Lord Holme of Cheltenham insisted yesterday that he was "not in the least remorseful" about having an affair while chairman of the Broadcasting Standards Commission.

Lord Holme of Cheltenham insisted yesterday that he was "not in the least remorseful" about having an affair while chairman of the Broadcasting Standards Commission.

Speaking for the first time since his resignation after the exposure of lurid details about his private life, the Liberal Democrat peer maintained his earlier unapologetic tone.

"If having affairs with attractive women is in itself disbarring people from doing anything useful in public life we would have lost a lot of our own prime ministers, several American presidents and many people who perform a useful role," he said. "So I am not in the terms of my public role in the least remorseful."

Lord Holme, 64, who has continued to enjoy the public support of his wife of 42 years, Kay, as well as their grown up children, admitted that he felt sorry for causing them pain as well as embarrassment to the Commission. But, in a tone reminiscent of his resignation letter to Chris Smith, the Secretary of State for Culture, he said: "It is not so much that I caused it, but the lurid stories did."

Lord Holme gave up his £49,000-a-year post at the taste and decency watchdog last week after the News of the World claimed he had had affairs with two young women. He admitted one affair, insisting it was now over.

"I did not resign because I had a love affair with a young woman," he said on BBC Radio 4. "I resigned because of the lurid story that appeared in the News of the World and was then picked up by other newspapers which in my view could cause embarrassment for the Broadcasting Standards Commission in the important job it does. I felt it couldn't do that job properly with me as Chairman.

"Had I been Minister of State at Ag and Fish I would probably not have resigned."

The peer, who, as chairman of Prague's English School, is due to welcome the Prince of Wales today, nevertheless admitted he should have acted more prudently and been aware that his public position might make him a target.

"My wife was hurt not only by my own infidelity but at the extremely disproportionate publicity given to it," he said. "I would say knowing and loving her for 40 years that her hurt is greatly outweighed by her irritation at my foolishness.

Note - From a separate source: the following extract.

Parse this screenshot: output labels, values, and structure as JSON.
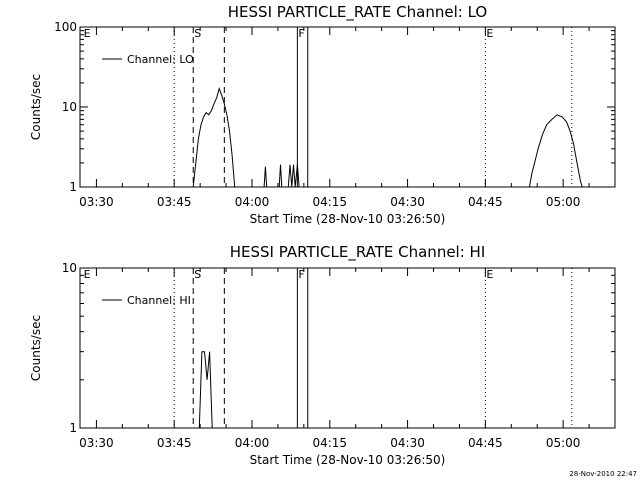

But she is a strong woman and we've loved each other for a long time and continue to do so."

In his resignation letter, Lord Holme wrote: "I do not seek to excuse myself but, as I duly fall on my sword, I leave it to others to judge what effect this sort of journalism, based on spying, telephone interception and misappropriated private correspondence for commercial gain, has on the quality of our public life."

The whole experience of being exposed to public scrutiny had been "like reading your own obituary while you are still alive," he said yesterday.